Quem conduziu a audiência  foi o deputado Jeferson Fernandes (PT), presidente da Comissão. Na ocasião, o deputado ressaltou a importância do diálogo entre os usuários e a direção do IPE Saúde.

“Esperamos que num breve espaço de tempo possamos continuar dialogando. Quem paga o IPE são os representados pelas entidades que aqui estão.  O governo Leite, que começou um diálogo democrático conosco nos últimos meses, não tem enviado nenhum representante do governo em suas audiências públicas, não só desta comissão, mas de outras da casa. Nós, representantes dos partidos, somos passageiros e quem permanece são os servidores. Devemos respeitar e lembrar de quem mantém e paga esse serviço”.

Sobre o atendimento do IPE Saúde durante a pandemia, o diretor presidente da entidade, Marcus Vinicius Vieira Almeida,  afirmou que está sendo implementada uma central através do 0800 para facilitar o serviço e que, mesmo com as dificuldades, o atendimento segue sendo realizado através do e-mail e do telefone.

Marcus explicou que não há movimento para a privatização do IPE Saúde ao firmar cooperação com a Unimed. “A constituição trata objetivamente do IPE não como uma política do governo, mas como uma política do Estado. Este termo de cooperação foi iniciado em 2007 para que o IPE Saúde consiga ter sustentabilidade”.
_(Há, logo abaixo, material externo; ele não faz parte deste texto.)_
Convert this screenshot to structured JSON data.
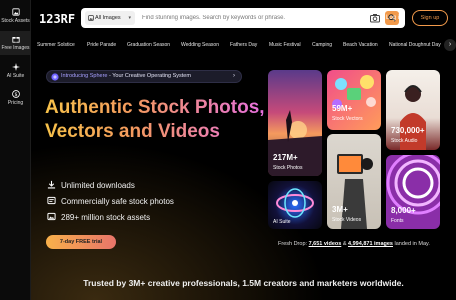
{
  "sidebar": {
    "items": [
      {
        "label": "Stock Assets",
        "icon": "image-icon"
      },
      {
        "label": "Free Images",
        "icon": "gift-icon"
      },
      {
        "label": "AI Suite",
        "icon": "sparkle-icon"
      },
      {
        "label": "Pricing",
        "icon": "dollar-icon"
      }
    ]
  },
  "header": {
    "logo": "123RF",
    "search": {
      "filter_label": "All Images",
      "placeholder": "Find stunning images. Search by keywords or phrase."
    },
    "login_label": "Log in",
    "signup_label": "Sign up"
  },
  "categories": [
    "Summer Solstice",
    "Pride Parade",
    "Graduation Season",
    "Wedding Season",
    "Fathers Day",
    "Music Festival",
    "Camping",
    "Beach Vacation",
    "National Doughnut Day"
  ],
  "hero": {
    "pill_highlight": "Introducing Sphere",
    "pill_rest": " - Your Creative Operating System",
    "headline": "Authentic Stock Photos, Vectors and Videos",
    "features": [
      {
        "text": "Unlimited downloads",
        "icon": "download-icon"
      },
      {
        "text": "Commercially safe stock photos",
        "icon": "license-icon"
      },
      {
        "text": "289+ million stock assets",
        "icon": "gallery-icon"
      }
    ],
    "cta_label": "7-day FREE trial"
  },
  "tiles": [
    {
      "count": "217M+",
      "label": "Stock Photos"
    },
    {
      "count": "59M+",
      "label": "Stock Vectors"
    },
    {
      "count": "730,000+",
      "label": "Stock Audio"
    },
    {
      "count": "",
      "label": "AI Suite"
    },
    {
      "count": "3M+",
      "label": "Stock Videos"
    },
    {
      "count": "8,000+",
      "label": "Fonts"
    }
  ],
  "fresh_drop": {
    "prefix": "Fresh Drop: ",
    "videos": "7,651 videos",
    "amp": " & ",
    "images": "4,994,871 images",
    "suffix": " landed in May."
  },
  "trusted_text": "Trusted by 3M+ creative professionals, 1.5M creators and marketers worldwide."
}
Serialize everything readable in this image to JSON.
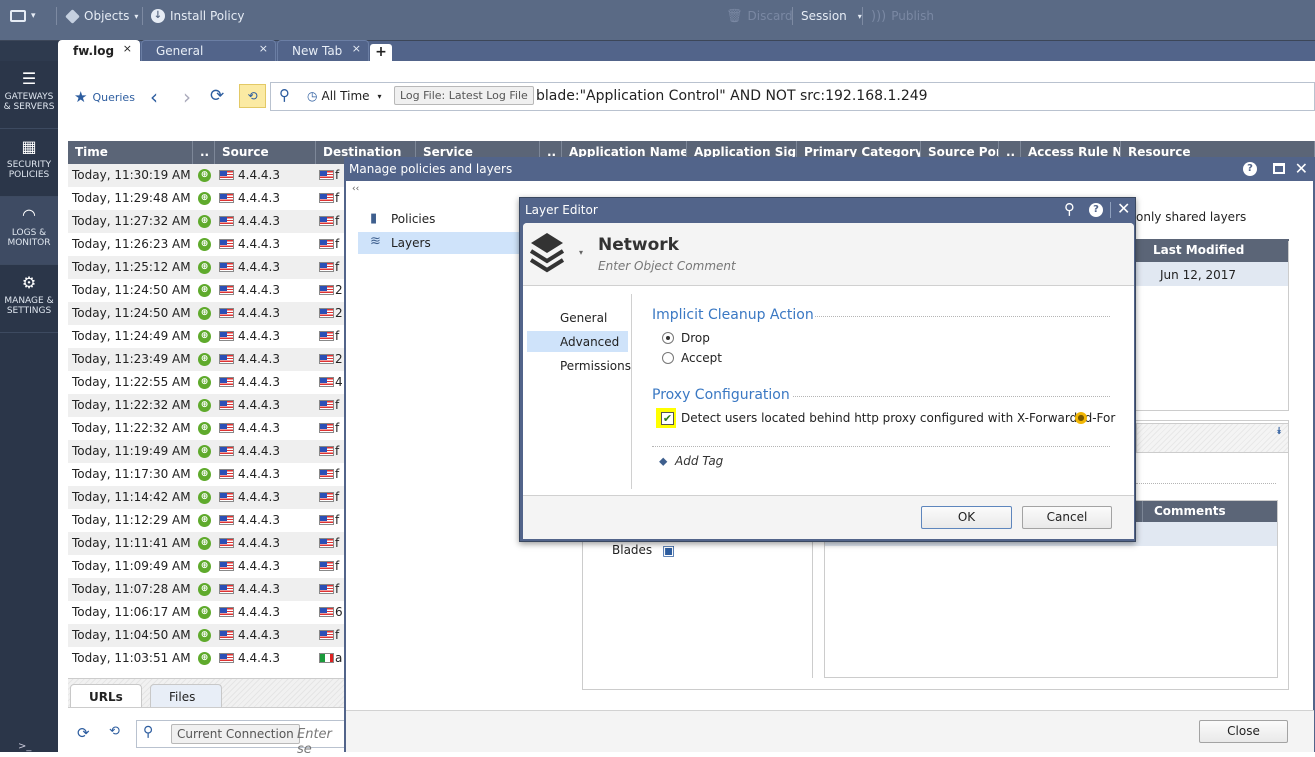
{
  "topbar": {
    "menu_dropdown": "▾",
    "objects_label": "Objects",
    "install_policy_label": "Install Policy",
    "discard_label": "Discard",
    "session_label": "Session",
    "publish_label": "Publish"
  },
  "tabs": [
    {
      "label": "fw.log",
      "active": true
    },
    {
      "label": "General Overview",
      "active": false
    },
    {
      "label": "New Tab",
      "active": false
    }
  ],
  "new_tab_label": "+",
  "close_glyph": "×",
  "leftnav": [
    {
      "label1": "GATEWAYS",
      "label2": "& SERVERS",
      "icon": "server-icon"
    },
    {
      "label1": "SECURITY",
      "label2": "POLICIES",
      "icon": "grid-icon"
    },
    {
      "label1": "LOGS &",
      "label2": "MONITOR",
      "icon": "gauge-icon",
      "active": true
    },
    {
      "label1": "MANAGE &",
      "label2": "SETTINGS",
      "icon": "gear-icon"
    }
  ],
  "querybar": {
    "queries_label": "Queries",
    "time_filter": "All Time",
    "log_file_chip": "Log File: Latest Log File",
    "query_text": "blade:\"Application Control\"  AND NOT src:192.168.1.249"
  },
  "table": {
    "columns": [
      "Time",
      "..",
      "Source",
      "Destination",
      "Service",
      "..",
      "Application Name",
      "Application Sig...",
      "Primary Category",
      "Source Port",
      "..",
      "Access Rule N...",
      "Resource"
    ],
    "rows": [
      {
        "time": "Today, 11:30:19 AM",
        "source": "4.4.4.3",
        "dest": "f",
        "flag": "us"
      },
      {
        "time": "Today, 11:29:48 AM",
        "source": "4.4.4.3",
        "dest": "f",
        "flag": "us"
      },
      {
        "time": "Today, 11:27:32 AM",
        "source": "4.4.4.3",
        "dest": "f",
        "flag": "us"
      },
      {
        "time": "Today, 11:26:23 AM",
        "source": "4.4.4.3",
        "dest": "f",
        "flag": "us"
      },
      {
        "time": "Today, 11:25:12 AM",
        "source": "4.4.4.3",
        "dest": "f",
        "flag": "us"
      },
      {
        "time": "Today, 11:24:50 AM",
        "source": "4.4.4.3",
        "dest": "2",
        "flag": "us"
      },
      {
        "time": "Today, 11:24:50 AM",
        "source": "4.4.4.3",
        "dest": "2",
        "flag": "us"
      },
      {
        "time": "Today, 11:24:49 AM",
        "source": "4.4.4.3",
        "dest": "f",
        "flag": "us"
      },
      {
        "time": "Today, 11:23:49 AM",
        "source": "4.4.4.3",
        "dest": "2",
        "flag": "us"
      },
      {
        "time": "Today, 11:22:55 AM",
        "source": "4.4.4.3",
        "dest": "4",
        "flag": "us"
      },
      {
        "time": "Today, 11:22:32 AM",
        "source": "4.4.4.3",
        "dest": "f",
        "flag": "us"
      },
      {
        "time": "Today, 11:22:32 AM",
        "source": "4.4.4.3",
        "dest": "f",
        "flag": "us"
      },
      {
        "time": "Today, 11:19:49 AM",
        "source": "4.4.4.3",
        "dest": "f",
        "flag": "us"
      },
      {
        "time": "Today, 11:17:30 AM",
        "source": "4.4.4.3",
        "dest": "f",
        "flag": "us"
      },
      {
        "time": "Today, 11:14:42 AM",
        "source": "4.4.4.3",
        "dest": "f",
        "flag": "us"
      },
      {
        "time": "Today, 11:12:29 AM",
        "source": "4.4.4.3",
        "dest": "f",
        "flag": "us"
      },
      {
        "time": "Today, 11:11:41 AM",
        "source": "4.4.4.3",
        "dest": "f",
        "flag": "us"
      },
      {
        "time": "Today, 11:09:49 AM",
        "source": "4.4.4.3",
        "dest": "f",
        "flag": "us"
      },
      {
        "time": "Today, 11:07:28 AM",
        "source": "4.4.4.3",
        "dest": "f",
        "flag": "us"
      },
      {
        "time": "Today, 11:06:17 AM",
        "source": "4.4.4.3",
        "dest": "6",
        "flag": "us"
      },
      {
        "time": "Today, 11:04:50 AM",
        "source": "4.4.4.3",
        "dest": "f",
        "flag": "us"
      },
      {
        "time": "Today, 11:03:51 AM",
        "source": "4.4.4.3",
        "dest": "a",
        "flag": "it"
      }
    ]
  },
  "bottom_panel": {
    "tabs": [
      "URLs",
      "Files"
    ],
    "chip": "Current Connection",
    "placeholder": "Enter se"
  },
  "manage_dialog": {
    "title": "Manage policies and layers",
    "collapse": "‹‹",
    "nav": [
      {
        "label": "Policies",
        "selected": false
      },
      {
        "label": "Layers",
        "selected": true
      }
    ],
    "filter_text": "only shared layers",
    "grid_header_last_modified": "Last Modified",
    "grid_row_last_modified": "Jun 12, 2017",
    "details_blades_label": "Blades",
    "comments_header": "Comments",
    "close_label": "Close"
  },
  "layer_editor": {
    "title": "Layer Editor",
    "name": "Network",
    "comment_placeholder": "Enter Object Comment",
    "nav": [
      {
        "label": "General",
        "selected": false
      },
      {
        "label": "Advanced",
        "selected": true
      },
      {
        "label": "Permissions",
        "selected": false
      }
    ],
    "implicit_cleanup": {
      "heading": "Implicit Cleanup Action",
      "options": [
        {
          "label": "Drop",
          "selected": true
        },
        {
          "label": "Accept",
          "selected": false
        }
      ]
    },
    "proxy": {
      "heading": "Proxy Configuration",
      "checkbox_label": "Detect users located behind http proxy configured with X-Forwarded-For",
      "checked": true
    },
    "add_tag_label": "Add Tag",
    "ok_label": "OK",
    "cancel_label": "Cancel"
  },
  "colors": {
    "title_bar": "#52648a",
    "accent_blue": "#3a78c3",
    "highlight_yellow": "#ffff00",
    "selected_row": "#cfe3fa"
  }
}
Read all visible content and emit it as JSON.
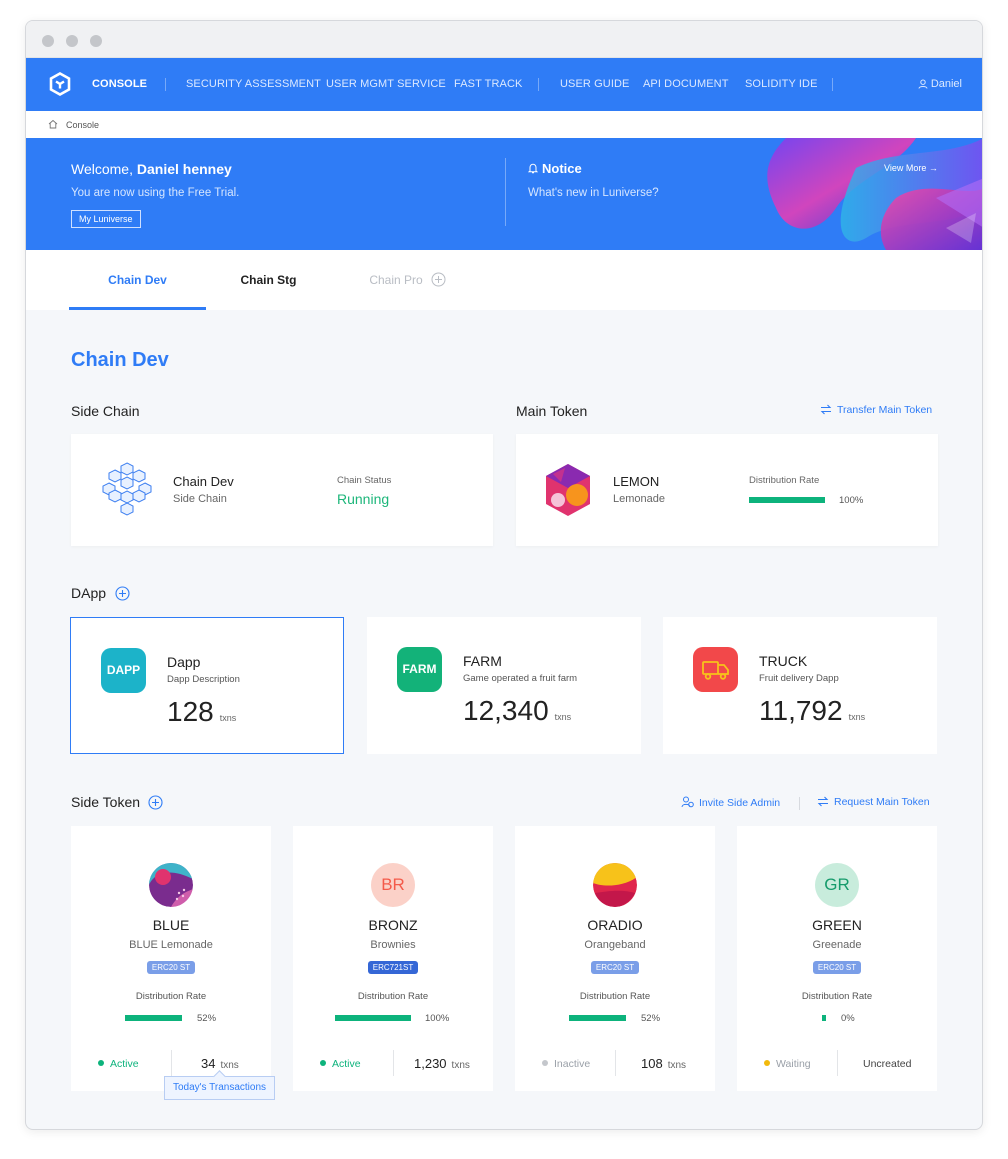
{
  "nav": {
    "items": [
      "CONSOLE",
      "SECURITY ASSESSMENT",
      "USER MGMT SERVICE",
      "FAST TRACK",
      "USER GUIDE",
      "API DOCUMENT",
      "SOLIDITY IDE"
    ],
    "user": "Daniel",
    "accent_color": "#2f7cf6"
  },
  "breadcrumb": {
    "label": "Console"
  },
  "banner": {
    "welcome_prefix": "Welcome, ",
    "welcome_name": "Daniel henney",
    "trial_text": "You are now using the Free Trial.",
    "my_button": "My Luniverse",
    "notice_title": "Notice",
    "notice_text": "What's new in Luniverse?",
    "view_more": "View More →"
  },
  "tabs": [
    {
      "label": "Chain Dev",
      "state": "active"
    },
    {
      "label": "Chain Stg",
      "state": "normal"
    },
    {
      "label": "Chain Pro",
      "state": "disabled"
    }
  ],
  "page_title": "Chain Dev",
  "side_chain": {
    "section_title": "Side Chain",
    "name": "Chain Dev",
    "sub": "Side Chain",
    "status_label": "Chain Status",
    "status_value": "Running"
  },
  "main_token": {
    "section_title": "Main Token",
    "transfer_link": "Transfer Main Token",
    "name": "LEMON",
    "sub": "Lemonade",
    "dr_label": "Distribution Rate",
    "dr_value": "100%",
    "dr_fraction": 1.0
  },
  "dapp": {
    "section_title": "DApp",
    "items": [
      {
        "icon_text": "DAPP",
        "color": "#1cb3c9",
        "name": "Dapp",
        "desc": "Dapp Description",
        "count": "128",
        "unit": "txns"
      },
      {
        "icon_text": "FARM",
        "color": "#13b279",
        "name": "FARM",
        "desc": "Game operated a fruit farm",
        "count": "12,340",
        "unit": "txns"
      },
      {
        "icon_text": "",
        "icon": "truck-icon",
        "color": "#f2484a",
        "name": "TRUCK",
        "desc": "Fruit delivery Dapp",
        "count": "11,792",
        "unit": "txns"
      }
    ]
  },
  "side_token": {
    "section_title": "Side Token",
    "invite_link": "Invite Side Admin",
    "request_link": "Request Main Token",
    "dr_label": "Distribution Rate",
    "tooltip": "Today's Transactions",
    "items": [
      {
        "avatar": "",
        "name": "BLUE",
        "sub": "BLUE Lemonade",
        "std": "ERC20 ST",
        "pct": "52%",
        "fraction": 0.52,
        "status": "Active",
        "status_color": "#0db37c",
        "count": "34",
        "unit": "txns"
      },
      {
        "avatar": "BR",
        "name": "BRONZ",
        "sub": "Brownies",
        "std": "ERC721ST",
        "pct": "100%",
        "fraction": 1.0,
        "status": "Active",
        "status_color": "#0db37c",
        "count": "1,230",
        "unit": "txns"
      },
      {
        "avatar": "",
        "name": "ORADIO",
        "sub": "Orangeband",
        "std": "ERC20 ST",
        "pct": "52%",
        "fraction": 0.52,
        "status": "Inactive",
        "status_color": "#c4c7cc",
        "count": "108",
        "unit": "txns"
      },
      {
        "avatar": "GR",
        "name": "GREEN",
        "sub": "Greenade",
        "std": "ERC20 ST",
        "pct": "0%",
        "fraction": 0.0,
        "status": "Waiting",
        "status_color": "#f2b90c",
        "count": "",
        "unit": "",
        "uncreated": "Uncreated"
      }
    ]
  }
}
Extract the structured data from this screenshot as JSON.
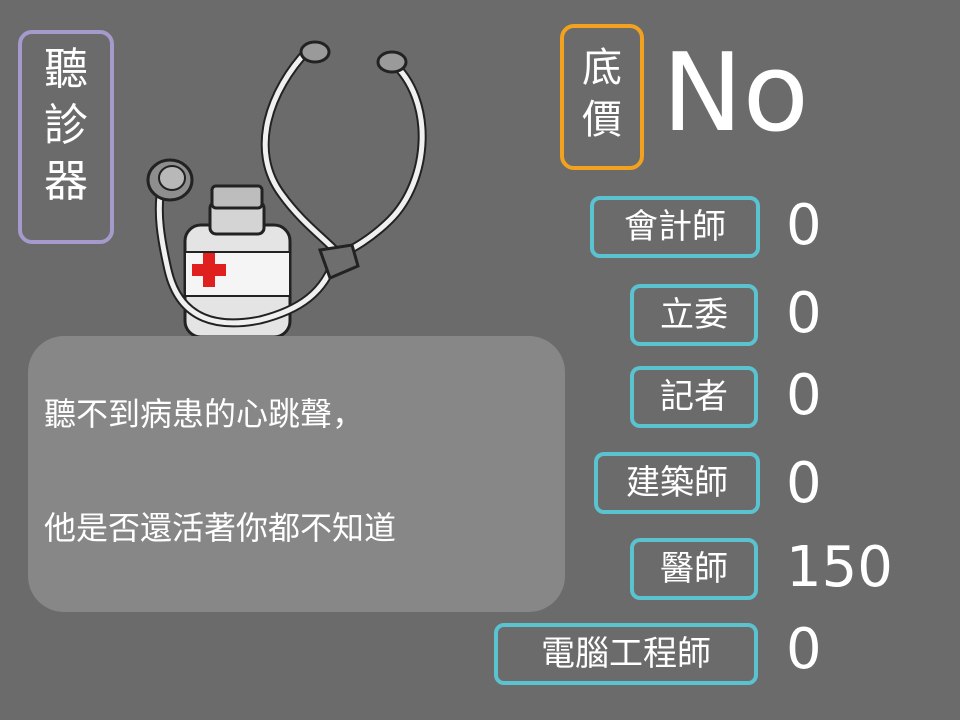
{
  "title": {
    "chars": [
      "聽",
      "診",
      "器"
    ]
  },
  "base_price": {
    "label_chars": [
      "底",
      "價"
    ],
    "value": "No"
  },
  "description": {
    "line1": "聽不到病患的心跳聲，",
    "line2": "他是否還活著你都不知道"
  },
  "jobs": [
    {
      "label": "會計師",
      "value": "0"
    },
    {
      "label": "立委",
      "value": "0"
    },
    {
      "label": "記者",
      "value": "0"
    },
    {
      "label": "建築師",
      "value": "0"
    },
    {
      "label": "醫師",
      "value": "150"
    },
    {
      "label": "電腦工程師",
      "value": "0"
    }
  ],
  "colors": {
    "background": "#6b6b6b",
    "title_border": "#a59acb",
    "price_border": "#f2a21e",
    "job_border": "#5bc2d0",
    "desc_box": "#878787"
  },
  "icons": [
    "stethoscope-icon",
    "medicine-bottle-icon"
  ]
}
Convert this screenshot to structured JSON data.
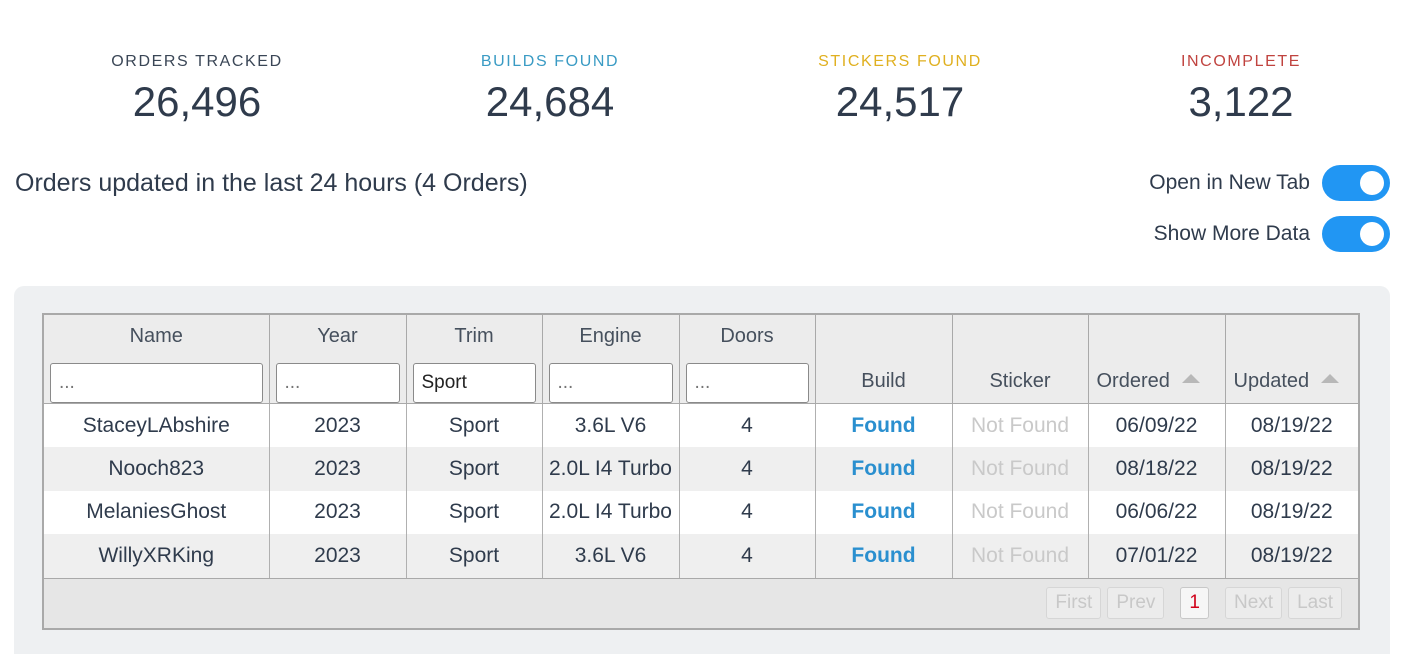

A audiência também foi proposta pelas seguintes entidades: Federação Sindical dos Servidores Públicos no Estado do Rio Grande do Sul (FESSERGS), Federação dos Municipários do Estado do Rio Grande do Sul (FEMERGS), CPERS-Sindicato, Associação Beneficente Antonio Mendes Filho da Brigada Militar (ABAMF), Associação dos Sargentos Subtenentes e Tenentes da Brigada Militar (ASSTBM).

Além dos proponentes, participaram da reunião o presidente da Federação Unimed/RS e representantes da Federação das Associações de Municípios do Rio Grande do Sul (FAMURS), Secretaria Estadual da Saúde, Defensoria Pública Estadual, União Gaúcha em Defesa da Previdência Social e Pública.